Le linee guida dell’OCSE insistono sulla professionalizzazione dello Stato come azionista, suggerendo l’accentramento delle partecipazioni presso un’entità capace di svolgere questo ruolo, porre obiettivi chiari e monitorare la gestione delle società. Se guardiamo in questa prospettiva allo schema di testo unico, è apprezzabile la scelta di concentrare l’esercizio dei diritti dell’azionista per le partecipazioni pubbliche statali presso il MEF, sia pure di concerto con gli altri ministeri competenti per materia (articolo 9, comma 1).

Dovrà naturalmente essere assicurata all’interno del MEF, a livello organizzativo, la separazione tra gli uffici responsabili dell’esercizio dei diritti sociali e la struttura competente ad esercitare le funzioni di vigilanza sull’attuazione della disciplina, prevista dall’articolo 15 del testo unico.
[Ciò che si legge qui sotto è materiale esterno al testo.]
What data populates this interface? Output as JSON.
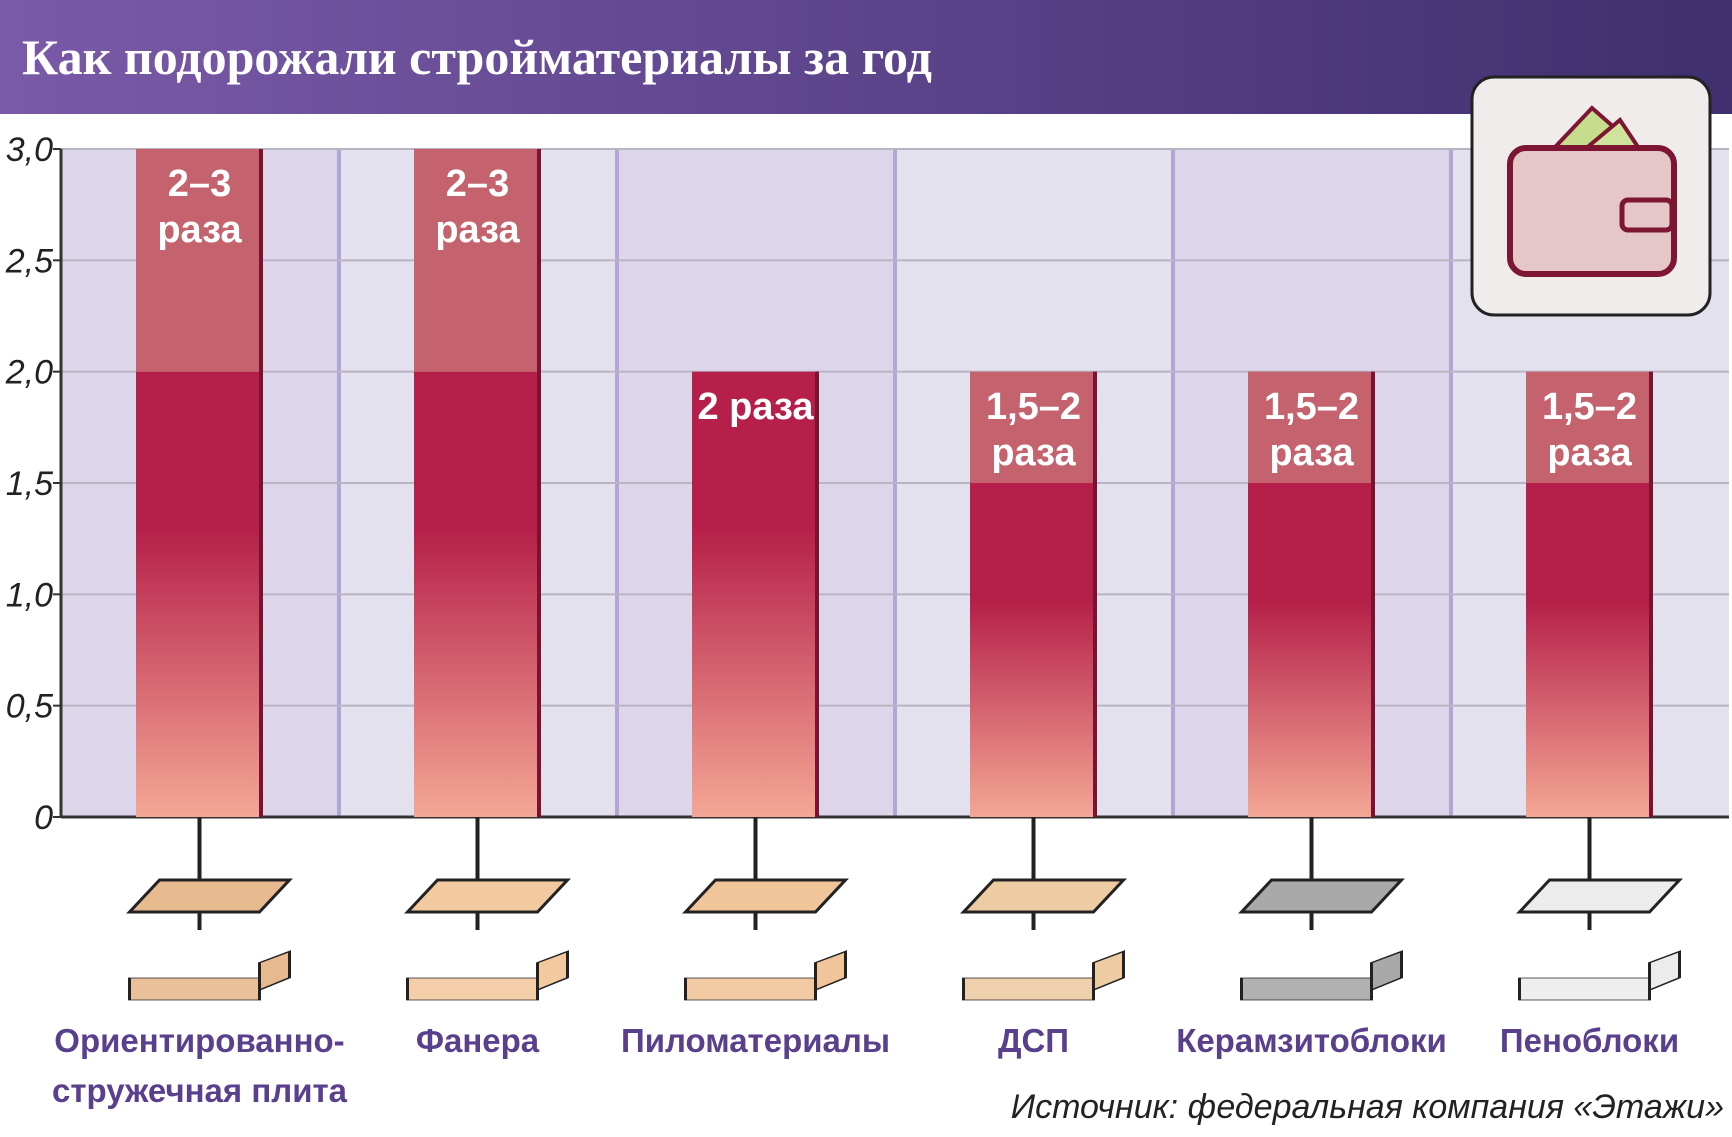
{
  "chart_data": {
    "type": "range_bar",
    "title": "Как подорожали стройматериалы за год",
    "categories": [
      "Ориентированно-стружечная плита",
      "Фанера",
      "Пиломатериалы",
      "ДСП",
      "Керамзитоблоки",
      "Пеноблоки"
    ],
    "low": [
      2,
      2,
      2,
      1.5,
      1.5,
      1.5
    ],
    "high": [
      3,
      3,
      2,
      2,
      2,
      2
    ],
    "value_labels": [
      "2–3 раза",
      "2–3 раза",
      "2 раза",
      "1,5–2 раза",
      "1,5–2 раза",
      "1,5–2 раза"
    ],
    "ylim": [
      0,
      3
    ],
    "yticks": [
      0,
      {
        "value": 0.5,
        "label": "0,5"
      },
      {
        "value": 1,
        "label": "1,0"
      },
      {
        "value": 1.5,
        "label": "1,5"
      },
      {
        "value": 2,
        "label": "2,0"
      },
      {
        "value": 2.5,
        "label": "2,5"
      },
      {
        "value": 3,
        "label": "3,0"
      }
    ],
    "grid": true,
    "source": "Источник: федеральная компания «Этажи»"
  }
}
Per quanto riguarda la governance, la disciplina prevede per l’azionista pubblico l’applicazione delle regole di diritto comune, con l’aggiunta di alcune disposizioni contenute nell’art. 6 (principi fondamentali sulla gestione delle società a controllo pubblico). In particolare, l’articolo 6 prevede per le società a controllo pubblico l’obbligo di predisporre specifici programmi di valutazione del rischio di crisi aziendale, informandone l’assemblea, e di pubblicare annualmente, contestualmente al bilancio di esercizio, una relazione sul governo societario.

Viene inoltre richiesto alle società a controllo pubblico di valutare l’opportunità, in considerazione delle dimensioni, delle caratteristiche organizzative e dell’attività svolta, di integrare gli strumenti del governo societario con: regolamenti in tema di compliance; un ufficio di controllo interno; codici di condotta; programmi di responsabilità sociale di impresa. Qualora questi strumenti aggiuntivi non vengano adottati, la società deve dare conto delle ragioni nella relazione annuale sulla governance.